Ayako degnò il piccolo prete biondo di un’occhiata – A forza di venire con te, avrà cominciato a marcire pure lui –

- Che hai detto, vecchia strega?-

- Se io sono vecchia tu lo sei più di me, nonnetto!-

- Grandi! Bene così! – esclamò all’improvviso con l’occhio scintillante Yasuhara-san cacciando fuori dalla tasca una minuscola telecamera, sua amica inseparabile da un po’ di tempo a questa parte.

- Oh, andiamo, siamo qui per divertirci, non per litigare! – disse Mai cercando di togliere le mani di Ayako dal collo di Bou-san, ma quelle sembravano tenaglie di acciaio e il volto del bonzo aveva già assunto una sfumatura color mirtillo che non si abbinava molto con la tonalità castagna dei suoi capelli.

- Non ci avrai portato qui per ripulire tutto, spero – disse Masako sprezzante, portandosi una manica fluente del suo kimono di fronte alle labbra.

- No, non ti preoccupare – sorrise Mai. Che l’aiutassero un pochetto a sistemare tutto, ci aveva sperato. Che lo facesse Masako, proprio no. Ormai aveva quasi imparato a conoscerla.

La serata trascorse allegramente, con Yasuhara e Ayako che cercavano di riutilizzare i vecchi fornelli (i quali parevano, misteriosamente, funzionare ancora benissimo), Bou-san che tentava di portare John sulla cattiva strada e il giovane australiano che sorrideva come un bambino a tutte le provocazioni come se fosse tonto. Beh, forse un pochetto tonto da questo punto di vista ci era. Masako che esaminava delle vecchie carte come a voler trovare Naru nascosto la in mezzo.

Effettivamente mancano solo lui e Lin-san.

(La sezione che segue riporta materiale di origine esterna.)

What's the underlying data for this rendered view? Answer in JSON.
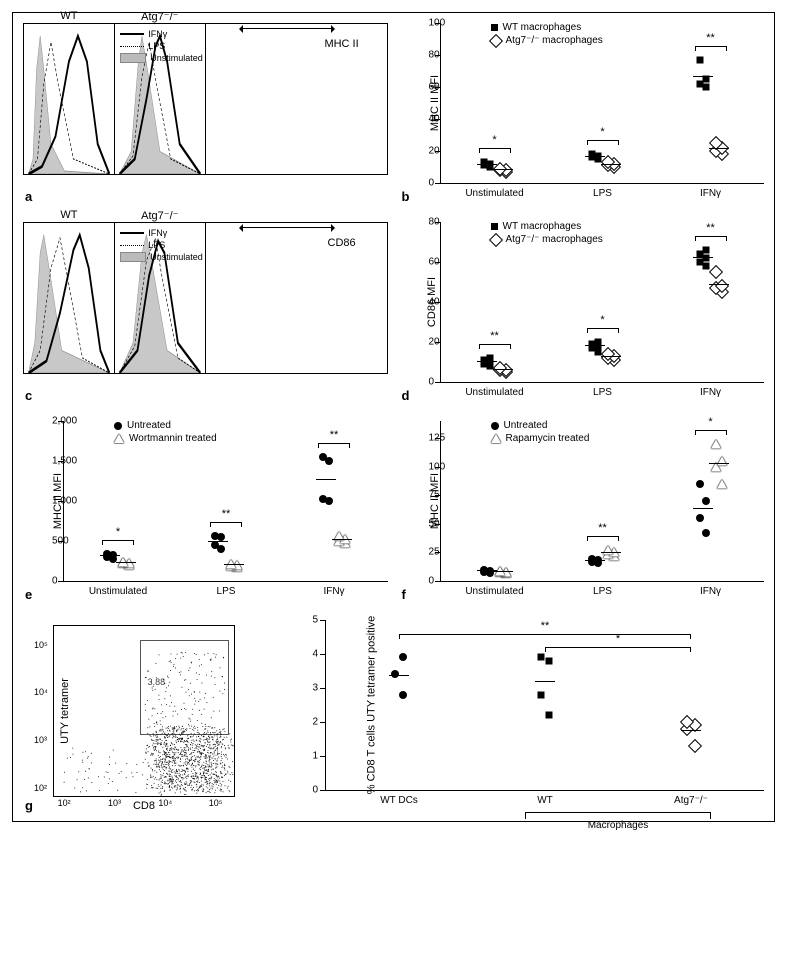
{
  "panel_a": {
    "left_title": "WT",
    "right_title": "Atg7⁻/⁻",
    "xaxis": "MHC II",
    "legend": [
      "IFNγ",
      "LPS",
      "Unstimulated"
    ],
    "curves": {
      "left": {
        "unstim": {
          "peak_x": 18,
          "fill": "#c8c8c8"
        },
        "lps": {
          "peak_x": 30,
          "dash": true
        },
        "ifn": {
          "peak_x": 60
        }
      },
      "right": {
        "unstim": {
          "peak_x": 30,
          "fill": "#c8c8c8"
        },
        "lps": {
          "peak_x": 38,
          "dash": true
        },
        "ifn": {
          "peak_x": 50
        }
      }
    }
  },
  "panel_b": {
    "ylabel": "MHC II MFI",
    "ylim": [
      0,
      100
    ],
    "ytick_step": 20,
    "legend": [
      "WT macrophages",
      "Atg7⁻/⁻ macrophages"
    ],
    "groups": [
      "Unstimulated",
      "LPS",
      "IFNγ"
    ],
    "data": {
      "WT": {
        "Unstimulated": [
          10,
          11,
          12,
          13
        ],
        "LPS": [
          15,
          16,
          17,
          18
        ],
        "IFNγ": [
          60,
          62,
          65,
          77
        ]
      },
      "Atg7": {
        "Unstimulated": [
          7,
          8,
          8,
          9
        ],
        "LPS": [
          10,
          11,
          12,
          13
        ],
        "IFNγ": [
          18,
          20,
          22,
          25
        ]
      }
    },
    "sig": {
      "Unstimulated": "*",
      "LPS": "*",
      "IFNγ": "**"
    }
  },
  "panel_c": {
    "left_title": "WT",
    "right_title": "Atg7⁻/⁻",
    "xaxis": "CD86",
    "legend": [
      "IFNγ",
      "LPS",
      "Unstimulated"
    ],
    "curves": {
      "left": {
        "unstim": {
          "peak_x": 20,
          "fill": "#c8c8c8"
        },
        "lps": {
          "peak_x": 40,
          "dash": true
        },
        "ifn": {
          "peak_x": 62
        }
      },
      "right": {
        "unstim": {
          "peak_x": 35,
          "fill": "#c8c8c8"
        },
        "lps": {
          "peak_x": 45,
          "dash": true
        },
        "ifn": {
          "peak_x": 50
        }
      }
    }
  },
  "panel_d": {
    "ylabel": "CD86 MFI",
    "ylim": [
      0,
      80
    ],
    "ytick_step": 20,
    "legend": [
      "WT macrophages",
      "Atg7⁻/⁻ macrophages"
    ],
    "groups": [
      "Unstimulated",
      "LPS",
      "IFNγ"
    ],
    "data": {
      "WT": {
        "Unstimulated": [
          8,
          9,
          10,
          11,
          12
        ],
        "LPS": [
          15,
          17,
          18,
          19,
          20
        ],
        "IFNγ": [
          58,
          60,
          62,
          64,
          66
        ]
      },
      "Atg7": {
        "Unstimulated": [
          5,
          6,
          6,
          7
        ],
        "LPS": [
          11,
          12,
          13,
          14
        ],
        "IFNγ": [
          45,
          47,
          48,
          55
        ]
      }
    },
    "sig": {
      "Unstimulated": "**",
      "LPS": "*",
      "IFNγ": "**"
    }
  },
  "panel_e": {
    "ylabel": "MHC II MFI",
    "ylim": [
      0,
      2000
    ],
    "ytick_step": 500,
    "legend": [
      "Untreated",
      "Wortmannin treated"
    ],
    "groups": [
      "Unstimulated",
      "LPS",
      "IFNγ"
    ],
    "data": {
      "Untreated": {
        "Unstimulated": [
          280,
          300,
          320,
          340
        ],
        "LPS": [
          400,
          450,
          550,
          560
        ],
        "IFNγ": [
          1000,
          1020,
          1500,
          1550
        ]
      },
      "Wortmannin": {
        "Unstimulated": [
          200,
          220,
          230,
          240
        ],
        "LPS": [
          180,
          190,
          200,
          210
        ],
        "IFNγ": [
          480,
          500,
          520,
          560
        ]
      }
    },
    "sig": {
      "Unstimulated": "*",
      "LPS": "**",
      "IFNγ": "**"
    }
  },
  "panel_f": {
    "ylabel": "MHC II MFI",
    "ylim": [
      0,
      140
    ],
    "ytick_step": 25,
    "yticks": [
      0,
      25,
      50,
      75,
      100,
      125
    ],
    "legend": [
      "Untreated",
      "Rapamycin treated"
    ],
    "groups": [
      "Unstimulated",
      "LPS",
      "IFNγ"
    ],
    "data": {
      "Untreated": {
        "Unstimulated": [
          7,
          8,
          9,
          10
        ],
        "LPS": [
          16,
          17,
          18,
          19
        ],
        "IFNγ": [
          42,
          55,
          70,
          85
        ]
      },
      "Rapamycin": {
        "Unstimulated": [
          7,
          8,
          8,
          9
        ],
        "LPS": [
          22,
          24,
          25,
          27
        ],
        "IFNγ": [
          85,
          100,
          105,
          120
        ]
      }
    },
    "sig": {
      "LPS": "**",
      "IFNγ": "*"
    }
  },
  "panel_g": {
    "facs": {
      "ylabel": "UTY tetramer",
      "xlabel": "CD8",
      "ticks": [
        "10²",
        "10³",
        "10⁴",
        "10⁵"
      ],
      "gate_label": "3.88"
    },
    "strip": {
      "ylabel": "% CD8 T cells UTY tetramer positive",
      "ylim": [
        0,
        5
      ],
      "ytick_step": 1,
      "groups": [
        "WT DCs",
        "WT",
        "Atg7⁻/⁻"
      ],
      "bracket_label": "Macrophages",
      "data": {
        "WT DCs": [
          2.8,
          3.4,
          3.9
        ],
        "WT": [
          2.2,
          2.8,
          3.8,
          3.9
        ],
        "Atg7": [
          1.3,
          1.8,
          1.9,
          2.0
        ]
      },
      "markers": {
        "WT DCs": "circ",
        "WT": "sq",
        "Atg7": "dia"
      },
      "sig": [
        {
          "from": "WT DCs",
          "to": "Atg7⁻/⁻",
          "label": "**",
          "y": 4.6
        },
        {
          "from": "WT",
          "to": "Atg7⁻/⁻",
          "label": "*",
          "y": 4.2
        }
      ]
    }
  },
  "colors": {
    "fill_grey": "#c8c8c8",
    "line_black": "#000000",
    "border": "#000000"
  },
  "font": {
    "family": "Arial",
    "label_size": 11,
    "tick_size": 10
  }
}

E in quel momento Mai si chiese, per la prima volta dopo cinque anni, se quello strano ragazzo, troppo maturo per i suoi anni, li ricordasse tutti con il medesimo calore.

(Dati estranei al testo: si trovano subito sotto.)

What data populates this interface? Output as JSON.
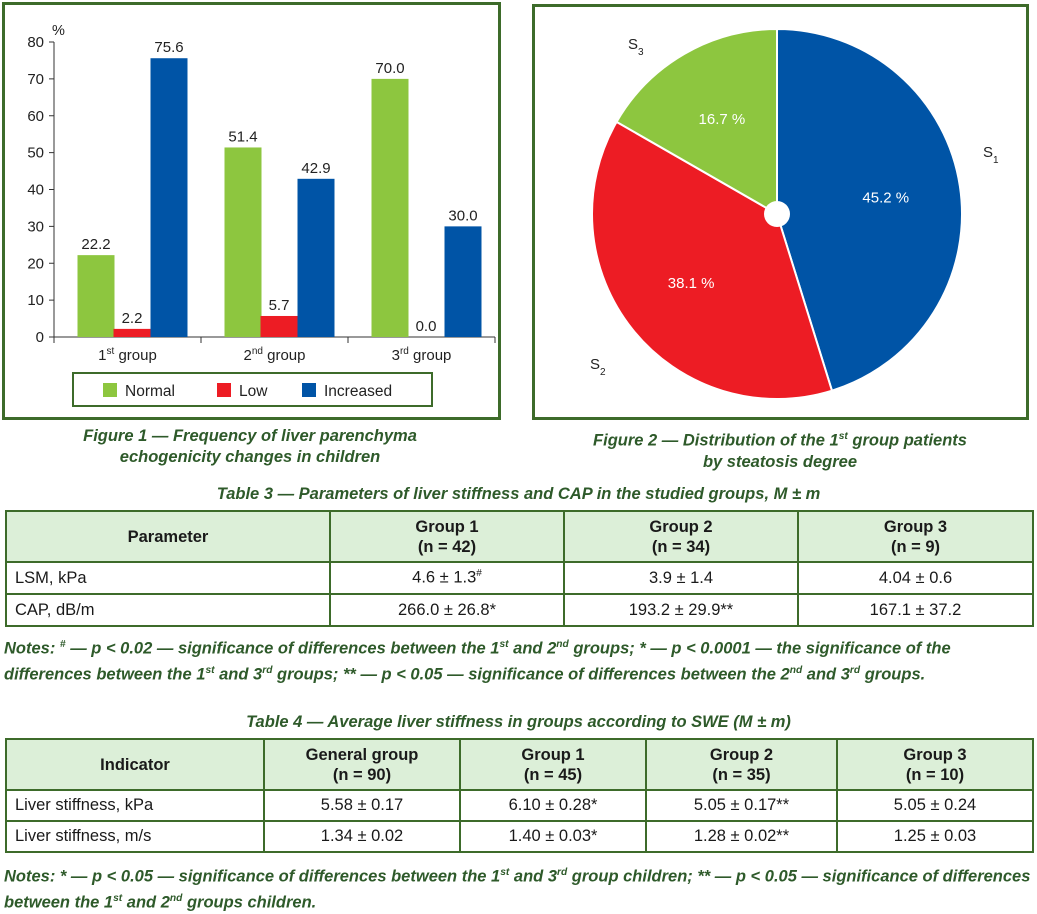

L’uomo alto, dai capelli scuri e leggermente lunghi, che ricadevano come un sipario sul volto affilato, si avvicinò ancora di un passo.

E affiancò il giovane vestito di nero.

Il vento di un autunno che, fin troppo rapidamente, stava diventando inverno, colpì le guance pallide del ragazzo e ne scompigliò i capelli corti e corvini. Tuttavia, per nulla infastiditi dal vento gelido, quegli strani occhi di ghiaccio continuarono a fissare avanti a sé.

Lin Koujo non aveva ancora compreso bene il perché quel ragazzo avesse di nuovo accettato un caso.

Da quando era tornato nella sua patria d’origine aveva cercato una vita normale, lontana da qualsiasi contatto con tutto ciò che non avesse a che fare con il semplice vivere quotidiano.

Ma Oliver Davis non era un individuo comune.

E non poteva negarlo a se stesso.

L’uomo alto lasciò che lo sguardo vagasse oltre la collina, laddove c’era qualcosa che li stava aspettando.

- Andiamo – disse solamente il ragazzo dai capelli nerissimi, agitando elegantemente il suo cappotto scuro.

E per un attimo, un solo attimo, fu visibile il suo polso.

Lin Koujo non sorrideva spesso.

Ma questa volta non poté farne a meno.

Dopotutto sembrava proprio che Noll, o forse avrebbe dovuto dire Naru, qualcosa di del tutto normale lo possedesse davvero.